C.S. Giscombe once told CA: "I'm struck again and again by the role geography plays in my writing. I mean, language tends to occur to me in terms of place, of location." Giscombe is a recognized figure in the African-American poetic avant garde. He received the Carl Sandburg Award for Poetry in 1998 and was cited in Publishers Weekly for his "powerful, understated meditation on place, ancestry and time" in his poetry collection Here. The same Publishers Weekly critic noted that Giscombe reveals the African-American experience effectively "because he so well evokes his individual consciousness."

In the mid-1990s Giscombe became fascinated with the legend of John Robert Giscome, a noted Jamaican adventurer (with a similar surname) who traveled through British Columbia in search of gold. C.S. Giscombe and his family set out for Canada to retrace Giscome's steps, and the poet charted his personal explorations in Into and out of Dislocation. "The book is about travel, race, family as metaphor, and physicality," Gis- combe commented, as quoted in an article in the Digital Collegian. "It is written for an educated audience with a sense of metaphor."
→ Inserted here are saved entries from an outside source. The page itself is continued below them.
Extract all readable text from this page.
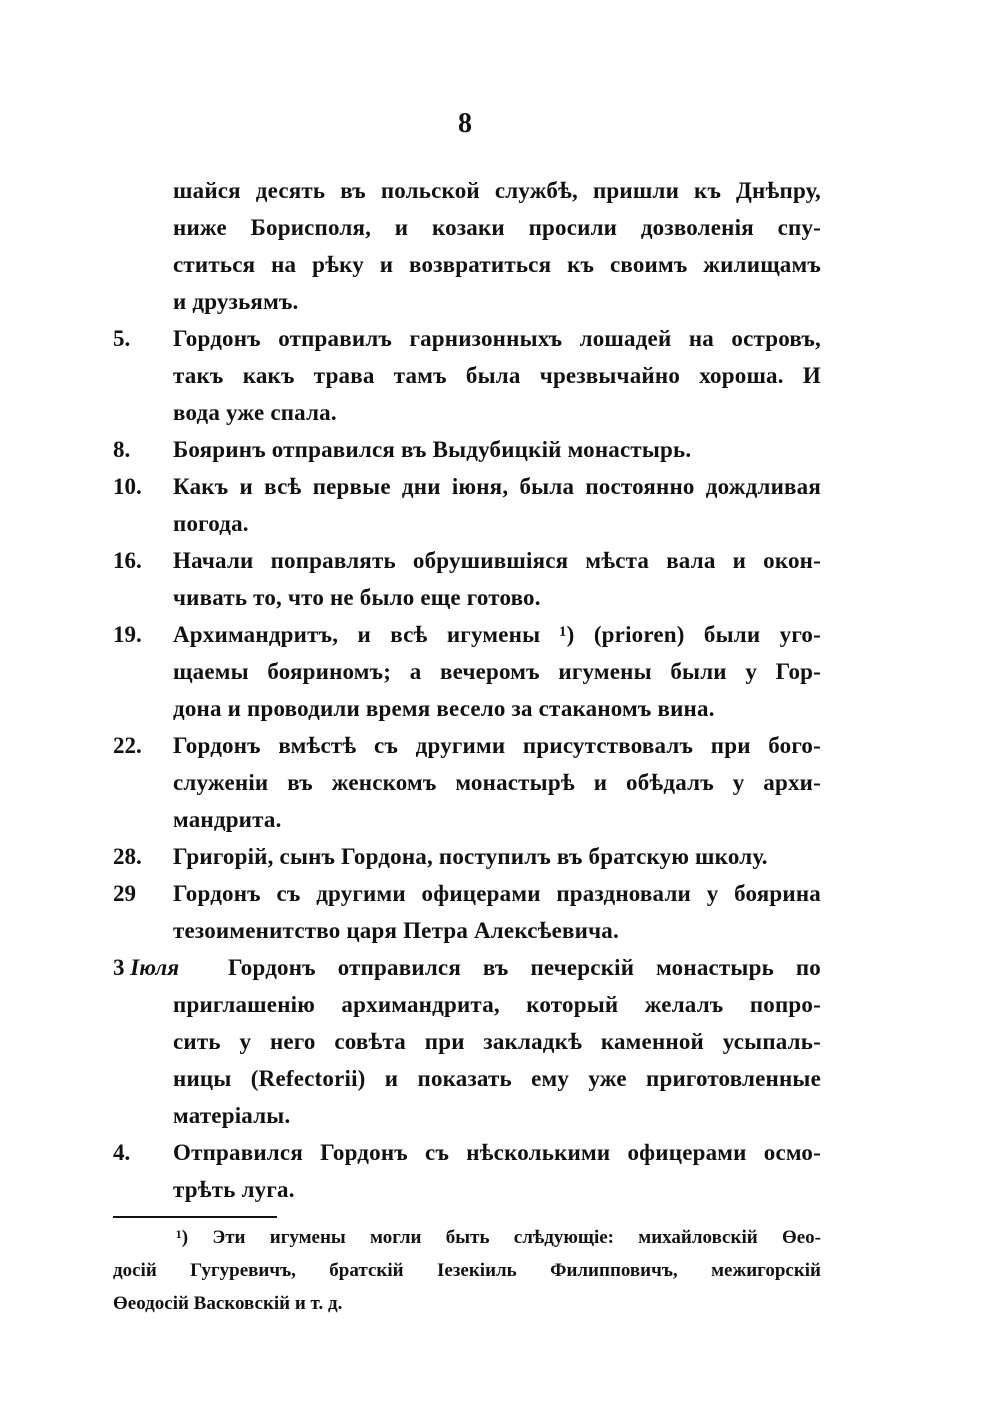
8
шайся десять въ польской службѣ, пришли къ Днѣпру,
ниже Борисполя, и козаки просили дозволенія спу-
ститься на рѣку и возвратиться къ своимъ жилищамъ
и друзьямъ.
5.	Гордонъ отправилъ гарнизонныхъ лошадей на островъ,
такъ какъ трава тамъ была чрезвычайно хороша. И
вода уже спала.
8.	Бояринъ отправился въ Выдубицкій монастырь.
10.	Какъ и всѣ первые дни іюня, была постоянно дождливая
погода.
16.	Начали поправлять обрушившіяся мѣста вала и окон-
чивать то, что не было еще готово.
19.	Архимандритъ, и всѣ игумены ¹) (prioren) были уго-
щаемы бояриномъ; а вечеромъ игумены были у Гор-
дона и проводили время весело за стаканомъ вина.
22.	Гордонъ вмѣстѣ съ другими присутствовалъ при бого-
служеніи въ женскомъ монастырѣ и обѣдалъ у архи-
мандрита.
28.	Григорій, сынъ Гордона, поступилъ въ братскую школу.
29	Гордонъ съ другими офицерами праздновали у боярина
тезоименитство царя Петра Алексѣевича.
3 Іюля Гордонъ отправился въ печерскій монастырь по
приглашенію архимандрита, который желалъ попро-
сить у него совѣта при закладкѣ каменной усыпаль-
ницы (Refectorii) и показать ему уже приготовленные
матеріалы.
4.	Отправился Гордонъ съ нѣсколькими офицерами осмо-
трѣть луга.
¹) Эти игумены могли быть слѣдующіе: михайловскій Өео-
досій Гугуревичъ, братскій Іезекіиль Филипповичъ, межигорскій
Өеодосій Васковскій и т. д.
Reviewers found much to praise in the pages of Into and out of Dislocation. "Giscombe meditates on the meanings of borders and race and family," wrote Bonnie Smothers in Booklist. "His is an engaging albeit erudite study." A Publishers Weekly reviewer wrote: "Giscombe's evocation of Canada, during both John's time and the present, is deeply affecting…. His … style provides many reflective gems, especially on the issues of race and culture."

BIOGRAPHICAL AND CRITICAL SOURCES:

PERIODICALS

Booklist, April 15, 2000, Bonnie Smothers, review of Into and out of Dislocation, p. 1515.

Library Journal, April 1, 1999, review of Giscome Road, p. 95.

Publishers Weekly, October 31, 1994, review of Here, p. 56; May 25, 1998, review of Giscome Road, p. 87; April 24, 2000, review of Into and out of Dislocation, p. 75.

Virginia Quarterly Review, winter, 1999, review of Giscome Road, p. 29.